RRSP deduction rules
- Who qualifies: Anyone who has earned income during the year and files an income tax return can make an RRSP contribution and claim the tax credit.
- Limits: You can contribute 18 percent of last year’s earned income. You have to deduct any company contributions to arrive at your annual contribution limit.
- When: You can contribute anytime. If you contribute within 60 days of the end of the year, you can claim this tax deduction on your income tax return. The contribution deadline for 2021 is March 1, 2022.
- Investments: You can put your RRSP contribution into a wide range of investments, including GICs, individual stocks and mutual funds. There are certain investments you can’t hold in your RRSP, including real estate and personal valuables like art and antiques.
How to claim an RRSP deduction on income tax
At the end of the year, your investment organization will add up all of your RRSP contributions. They will send you a receipt for the total. When completing your tax return, you simply include this amount on the line “RRSP deduction”. This will reduce your taxable income accordingly, so you will owe less tax (or receive a refund).
Can I claim RRSP contributions from previous years?
Absolutely. There are times when it is better to make a contribution but not claim the tax credit in the same year. You can keep the tax credit for the following year.
RRSP Deduction Example:
Robert took a six-month leave from his job to care for his newborn son James. His income for the year consisted of parental leave EI benefits plus his salary from his job. His total income for the year was $40,000. His 2021 limit is 18 percent of his previous year’s income of $70,000 – so $12,600.
He plans to return to work next year, earning $70,000. He has contributed $1,000 to his RRSP. Should he claim these contributions and deductions this year or wait until next year?’
Based on his income of $40,000, he would be taxed at 15 percent.
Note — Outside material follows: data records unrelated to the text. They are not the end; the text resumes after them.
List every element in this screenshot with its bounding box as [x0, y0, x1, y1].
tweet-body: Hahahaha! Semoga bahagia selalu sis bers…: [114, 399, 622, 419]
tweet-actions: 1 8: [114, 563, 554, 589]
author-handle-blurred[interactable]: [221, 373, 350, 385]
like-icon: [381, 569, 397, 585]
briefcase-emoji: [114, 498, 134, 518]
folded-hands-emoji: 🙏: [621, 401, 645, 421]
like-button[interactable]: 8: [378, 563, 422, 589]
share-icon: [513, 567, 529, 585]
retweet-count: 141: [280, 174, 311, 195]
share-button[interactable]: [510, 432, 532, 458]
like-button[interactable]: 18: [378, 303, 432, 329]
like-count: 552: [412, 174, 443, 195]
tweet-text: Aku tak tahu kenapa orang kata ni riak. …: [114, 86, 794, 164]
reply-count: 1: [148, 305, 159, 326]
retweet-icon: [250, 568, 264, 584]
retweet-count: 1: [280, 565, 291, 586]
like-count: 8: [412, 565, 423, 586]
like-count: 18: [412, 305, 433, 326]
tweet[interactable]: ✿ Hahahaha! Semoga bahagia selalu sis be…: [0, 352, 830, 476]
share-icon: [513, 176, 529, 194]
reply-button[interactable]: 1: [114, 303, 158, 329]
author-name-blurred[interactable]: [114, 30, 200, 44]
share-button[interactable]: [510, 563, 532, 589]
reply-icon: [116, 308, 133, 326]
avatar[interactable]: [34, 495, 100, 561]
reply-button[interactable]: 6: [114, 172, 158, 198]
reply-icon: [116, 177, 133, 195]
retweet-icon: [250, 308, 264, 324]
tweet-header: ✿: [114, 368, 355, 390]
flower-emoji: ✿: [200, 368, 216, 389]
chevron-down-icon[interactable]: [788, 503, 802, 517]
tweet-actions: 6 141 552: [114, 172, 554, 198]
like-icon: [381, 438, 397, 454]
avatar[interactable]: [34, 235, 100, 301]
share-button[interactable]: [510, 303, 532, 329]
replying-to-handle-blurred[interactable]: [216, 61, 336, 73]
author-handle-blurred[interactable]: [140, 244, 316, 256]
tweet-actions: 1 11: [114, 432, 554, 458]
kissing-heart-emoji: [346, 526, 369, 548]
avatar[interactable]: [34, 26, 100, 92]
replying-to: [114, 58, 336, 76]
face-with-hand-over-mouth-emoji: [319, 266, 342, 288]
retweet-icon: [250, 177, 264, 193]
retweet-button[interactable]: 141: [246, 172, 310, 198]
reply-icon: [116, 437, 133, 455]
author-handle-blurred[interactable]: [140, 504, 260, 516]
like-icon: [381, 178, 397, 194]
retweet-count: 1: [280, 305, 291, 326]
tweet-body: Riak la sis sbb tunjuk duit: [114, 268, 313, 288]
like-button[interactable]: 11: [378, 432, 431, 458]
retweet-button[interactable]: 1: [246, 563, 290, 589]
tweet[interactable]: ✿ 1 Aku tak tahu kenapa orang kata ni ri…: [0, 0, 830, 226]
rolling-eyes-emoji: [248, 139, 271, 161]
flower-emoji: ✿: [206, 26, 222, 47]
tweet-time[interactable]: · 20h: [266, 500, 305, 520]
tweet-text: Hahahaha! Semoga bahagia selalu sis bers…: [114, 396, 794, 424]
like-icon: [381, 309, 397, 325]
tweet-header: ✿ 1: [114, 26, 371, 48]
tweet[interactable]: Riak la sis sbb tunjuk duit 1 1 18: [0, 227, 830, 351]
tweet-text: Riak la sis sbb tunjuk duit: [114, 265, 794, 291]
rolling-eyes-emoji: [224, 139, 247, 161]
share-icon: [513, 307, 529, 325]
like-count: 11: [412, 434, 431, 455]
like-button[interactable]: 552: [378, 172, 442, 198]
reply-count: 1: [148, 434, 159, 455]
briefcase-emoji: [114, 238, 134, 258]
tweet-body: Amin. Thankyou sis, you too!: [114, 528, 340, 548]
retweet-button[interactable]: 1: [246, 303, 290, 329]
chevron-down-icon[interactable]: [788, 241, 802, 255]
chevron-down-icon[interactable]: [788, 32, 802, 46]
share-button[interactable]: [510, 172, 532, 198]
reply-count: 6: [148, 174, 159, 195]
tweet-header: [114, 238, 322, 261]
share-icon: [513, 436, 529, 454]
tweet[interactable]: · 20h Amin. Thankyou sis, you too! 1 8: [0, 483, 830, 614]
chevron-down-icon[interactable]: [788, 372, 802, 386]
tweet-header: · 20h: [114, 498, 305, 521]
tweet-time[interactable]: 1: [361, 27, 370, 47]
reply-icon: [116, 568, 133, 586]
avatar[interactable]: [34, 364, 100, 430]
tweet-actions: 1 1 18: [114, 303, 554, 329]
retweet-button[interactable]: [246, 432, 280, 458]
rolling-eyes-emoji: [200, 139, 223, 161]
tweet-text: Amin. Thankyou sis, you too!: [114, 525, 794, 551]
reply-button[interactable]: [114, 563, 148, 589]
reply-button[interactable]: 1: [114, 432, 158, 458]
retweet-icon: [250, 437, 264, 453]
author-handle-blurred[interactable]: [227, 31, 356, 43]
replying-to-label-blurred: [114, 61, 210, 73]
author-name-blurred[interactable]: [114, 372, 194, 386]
This means that a $1,000 RRSP contribution would generate $150 in tax savings. However, if he waits until next year when his income his higher, the same $1,000 would generate $205 in savings based on a tax bracket of 20.5 percent. Therefore, it looks like it would be better to claim the deduction next year.
How much to put in a RRSP for a tax refund?
It depends. If you are employed and your company has been deducting income tax throughout the year, you can generate a tax refund with a very small RRSP contribution. If you are self-employed and haven’t remitted any income tax during the year, you may need to make a large RRSP contribution in order to get a refund.
Most financial advisers encourage clients to focus on building their RRSP contributions and deductions – not on the size of the tax refund. Sure, it gives you a hit of dopamine when you receive that refund. But the long-term goal should be building up a nest egg so that you can enjoy your retirement without worrying about money.
In summary: RRSP deductions
Registered Retirement Savings Plans are a great way to save for your retirement. In addition, you will get a tax deduction and usually receive a tax refund when you make a contribution. However, it’s most important to focus on saving the maximum amount for retirement rather than the immediate tax break. This long-term strategy will pay off eventually.